Kapichira-Banda said the authorities need to have accurate figures of national requirement as well as percentages of hectares of the grain that has been destroyed by armyworms and persistent dry spells that affected a good number of districts across the country.
“It is also of paramount importance to have accurate estimates of the amount of maize that is expected to be harvested this growing season despite the negative effects. The fear is of a repeat of what happened in 2016 when the authorities ended up importing 100 000 metric tonnes of maize from Zambia basing on wrong estimates,” he said.
In a separate interview Chidanti-Malunga pointed out that it is dangerous if government officials will this time around start preparations of maize purchase without reliable and accurate data.
Malunga, who led a joint parliamentary committee inquiry into Zambia maize deal, explained that the Ministry of Agriculture, Irrigation and Water Development is yet to release the crop estimates and wondered where the finance minister got his statistics.

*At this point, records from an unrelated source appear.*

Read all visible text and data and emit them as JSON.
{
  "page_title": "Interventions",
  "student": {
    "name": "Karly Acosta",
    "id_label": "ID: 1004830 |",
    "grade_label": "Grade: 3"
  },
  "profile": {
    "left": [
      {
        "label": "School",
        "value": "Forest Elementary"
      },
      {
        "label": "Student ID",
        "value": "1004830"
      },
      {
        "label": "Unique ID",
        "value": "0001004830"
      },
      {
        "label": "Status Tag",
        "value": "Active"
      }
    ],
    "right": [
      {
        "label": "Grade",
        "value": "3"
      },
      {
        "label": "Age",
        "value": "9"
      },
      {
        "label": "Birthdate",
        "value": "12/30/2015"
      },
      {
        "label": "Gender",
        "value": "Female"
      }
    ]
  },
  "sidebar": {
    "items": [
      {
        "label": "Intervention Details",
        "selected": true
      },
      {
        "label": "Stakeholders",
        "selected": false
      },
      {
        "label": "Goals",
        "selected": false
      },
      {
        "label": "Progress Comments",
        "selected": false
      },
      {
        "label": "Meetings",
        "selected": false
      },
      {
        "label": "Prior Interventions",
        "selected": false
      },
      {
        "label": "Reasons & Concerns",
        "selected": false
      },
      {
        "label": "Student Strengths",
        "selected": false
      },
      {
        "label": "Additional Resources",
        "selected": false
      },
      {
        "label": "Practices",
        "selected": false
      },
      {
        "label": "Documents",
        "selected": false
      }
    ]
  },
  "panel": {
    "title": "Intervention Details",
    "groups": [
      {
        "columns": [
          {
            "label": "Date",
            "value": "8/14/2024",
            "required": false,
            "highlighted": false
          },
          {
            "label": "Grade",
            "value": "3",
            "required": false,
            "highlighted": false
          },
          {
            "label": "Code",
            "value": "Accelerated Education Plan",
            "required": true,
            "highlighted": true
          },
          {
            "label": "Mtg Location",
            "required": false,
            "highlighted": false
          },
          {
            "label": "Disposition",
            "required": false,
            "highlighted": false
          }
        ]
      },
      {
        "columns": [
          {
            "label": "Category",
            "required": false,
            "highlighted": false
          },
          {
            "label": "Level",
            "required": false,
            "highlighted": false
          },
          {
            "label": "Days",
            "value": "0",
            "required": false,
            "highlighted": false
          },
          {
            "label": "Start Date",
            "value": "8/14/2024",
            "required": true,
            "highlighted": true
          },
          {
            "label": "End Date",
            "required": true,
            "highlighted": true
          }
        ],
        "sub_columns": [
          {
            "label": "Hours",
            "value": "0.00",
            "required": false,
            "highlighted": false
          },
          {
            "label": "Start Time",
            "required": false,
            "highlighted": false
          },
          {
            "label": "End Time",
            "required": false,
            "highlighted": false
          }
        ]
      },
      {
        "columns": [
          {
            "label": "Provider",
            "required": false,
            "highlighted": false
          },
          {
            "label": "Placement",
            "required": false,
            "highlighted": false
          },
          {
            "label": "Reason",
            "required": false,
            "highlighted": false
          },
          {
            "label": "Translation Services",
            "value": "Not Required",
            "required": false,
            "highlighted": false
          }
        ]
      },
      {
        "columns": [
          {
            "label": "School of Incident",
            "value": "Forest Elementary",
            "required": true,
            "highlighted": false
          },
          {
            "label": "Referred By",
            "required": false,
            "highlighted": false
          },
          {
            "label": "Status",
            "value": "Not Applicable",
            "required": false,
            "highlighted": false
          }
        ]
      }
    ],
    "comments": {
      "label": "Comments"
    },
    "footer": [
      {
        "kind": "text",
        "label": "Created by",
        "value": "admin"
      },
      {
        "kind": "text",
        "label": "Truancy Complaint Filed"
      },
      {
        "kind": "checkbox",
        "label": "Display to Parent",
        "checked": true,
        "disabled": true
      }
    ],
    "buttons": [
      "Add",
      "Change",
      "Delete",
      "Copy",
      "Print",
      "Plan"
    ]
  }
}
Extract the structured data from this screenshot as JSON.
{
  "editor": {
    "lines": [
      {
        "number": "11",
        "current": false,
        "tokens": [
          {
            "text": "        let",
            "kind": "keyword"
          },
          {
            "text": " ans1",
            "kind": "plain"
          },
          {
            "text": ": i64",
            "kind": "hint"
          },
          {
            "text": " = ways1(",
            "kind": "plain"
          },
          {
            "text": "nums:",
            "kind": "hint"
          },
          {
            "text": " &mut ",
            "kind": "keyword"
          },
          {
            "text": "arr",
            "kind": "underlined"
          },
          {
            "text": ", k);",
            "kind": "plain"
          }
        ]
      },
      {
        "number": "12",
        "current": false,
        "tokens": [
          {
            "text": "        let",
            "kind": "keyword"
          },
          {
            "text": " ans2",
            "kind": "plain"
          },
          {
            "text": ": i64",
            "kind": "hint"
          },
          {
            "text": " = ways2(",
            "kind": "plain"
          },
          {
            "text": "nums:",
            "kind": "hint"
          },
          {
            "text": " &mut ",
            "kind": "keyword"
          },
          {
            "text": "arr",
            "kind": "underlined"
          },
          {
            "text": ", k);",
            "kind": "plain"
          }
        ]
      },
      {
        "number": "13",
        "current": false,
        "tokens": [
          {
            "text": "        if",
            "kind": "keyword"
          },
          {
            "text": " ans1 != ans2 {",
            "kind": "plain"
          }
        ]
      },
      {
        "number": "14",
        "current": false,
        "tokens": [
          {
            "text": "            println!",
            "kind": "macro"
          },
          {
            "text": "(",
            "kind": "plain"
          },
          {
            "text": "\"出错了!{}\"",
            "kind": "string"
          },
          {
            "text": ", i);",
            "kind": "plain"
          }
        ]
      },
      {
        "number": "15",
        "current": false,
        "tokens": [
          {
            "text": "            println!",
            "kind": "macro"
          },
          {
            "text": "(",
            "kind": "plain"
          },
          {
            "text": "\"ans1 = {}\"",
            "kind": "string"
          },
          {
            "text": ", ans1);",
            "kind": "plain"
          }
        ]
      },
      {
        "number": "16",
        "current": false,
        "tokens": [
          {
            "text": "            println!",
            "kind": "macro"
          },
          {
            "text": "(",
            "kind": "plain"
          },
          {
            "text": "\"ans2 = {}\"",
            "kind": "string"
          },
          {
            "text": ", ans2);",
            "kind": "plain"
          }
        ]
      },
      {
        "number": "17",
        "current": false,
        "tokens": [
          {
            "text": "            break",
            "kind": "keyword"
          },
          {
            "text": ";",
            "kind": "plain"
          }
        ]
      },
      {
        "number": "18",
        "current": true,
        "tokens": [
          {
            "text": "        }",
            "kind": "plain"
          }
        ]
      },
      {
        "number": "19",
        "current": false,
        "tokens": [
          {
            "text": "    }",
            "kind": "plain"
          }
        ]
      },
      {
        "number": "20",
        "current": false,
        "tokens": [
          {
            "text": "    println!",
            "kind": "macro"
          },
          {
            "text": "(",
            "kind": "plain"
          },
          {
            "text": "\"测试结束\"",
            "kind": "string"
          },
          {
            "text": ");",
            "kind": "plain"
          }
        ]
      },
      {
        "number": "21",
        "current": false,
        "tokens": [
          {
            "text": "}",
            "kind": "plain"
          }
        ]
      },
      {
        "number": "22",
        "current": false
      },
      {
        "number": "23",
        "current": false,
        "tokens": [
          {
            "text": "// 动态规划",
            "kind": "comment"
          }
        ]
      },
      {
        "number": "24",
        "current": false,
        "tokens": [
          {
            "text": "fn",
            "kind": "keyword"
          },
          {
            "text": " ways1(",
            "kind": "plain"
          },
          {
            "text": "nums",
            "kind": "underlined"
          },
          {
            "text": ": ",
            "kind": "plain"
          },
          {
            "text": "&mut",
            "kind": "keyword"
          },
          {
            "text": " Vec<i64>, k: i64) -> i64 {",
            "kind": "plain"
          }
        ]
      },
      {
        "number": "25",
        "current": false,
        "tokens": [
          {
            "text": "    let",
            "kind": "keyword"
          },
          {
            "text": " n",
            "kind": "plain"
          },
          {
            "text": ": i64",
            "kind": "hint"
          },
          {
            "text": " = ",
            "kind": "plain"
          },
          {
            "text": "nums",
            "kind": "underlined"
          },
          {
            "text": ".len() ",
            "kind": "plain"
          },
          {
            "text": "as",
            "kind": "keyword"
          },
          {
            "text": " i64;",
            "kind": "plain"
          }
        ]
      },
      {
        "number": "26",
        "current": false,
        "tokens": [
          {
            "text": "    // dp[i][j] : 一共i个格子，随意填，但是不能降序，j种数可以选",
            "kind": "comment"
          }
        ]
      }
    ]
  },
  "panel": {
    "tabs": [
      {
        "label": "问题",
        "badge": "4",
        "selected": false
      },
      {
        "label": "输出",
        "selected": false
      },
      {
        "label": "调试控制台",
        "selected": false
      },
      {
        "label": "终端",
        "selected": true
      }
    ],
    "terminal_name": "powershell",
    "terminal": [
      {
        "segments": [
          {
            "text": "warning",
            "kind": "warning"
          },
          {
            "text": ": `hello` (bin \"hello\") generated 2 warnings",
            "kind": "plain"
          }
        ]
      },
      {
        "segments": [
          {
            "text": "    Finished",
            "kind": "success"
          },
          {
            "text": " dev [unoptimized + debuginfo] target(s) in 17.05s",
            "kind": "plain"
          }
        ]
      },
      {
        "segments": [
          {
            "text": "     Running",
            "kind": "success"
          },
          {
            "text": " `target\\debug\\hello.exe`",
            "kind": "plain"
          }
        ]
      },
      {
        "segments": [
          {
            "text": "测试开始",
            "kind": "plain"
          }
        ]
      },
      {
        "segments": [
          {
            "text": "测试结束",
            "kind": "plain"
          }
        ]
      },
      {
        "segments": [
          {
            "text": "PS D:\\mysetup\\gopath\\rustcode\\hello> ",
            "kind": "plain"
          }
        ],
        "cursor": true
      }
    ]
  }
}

“We don’t want a repeat of government spending a lot of millions to acquire maize that as a country we might not need. The Zambia maize deal is a good lesson to learn from but it seems we have no interest to take lessons from the past,” he said.
Asked whether it is feasible for Admarc to pay back the K45.2 billion government bailout, the chairperson said it is hard to say considering the financial mess the State grain marketer is in.
On his part, Economics Association of Malawi president Chiku Kalilombe was also sceptical that government would be able to recoup the K45 billion from Admarc.
“The nation needs a detailed explanation of how this bailout arose to give confidence to the taxpayers that it is indeed genuine. Once the 90 000 metric tonnes has been sold, the government should clearly explain how they will recover the balance, whatever it will be,” he said.
Government is unlikely to recover the sum from the sale of the 90 000 metric tonnes in stock unless the maize is exported. Admarc is selling maize at about K55 per kilogramme (kg).when the prevailing maize price is about K130 per kg.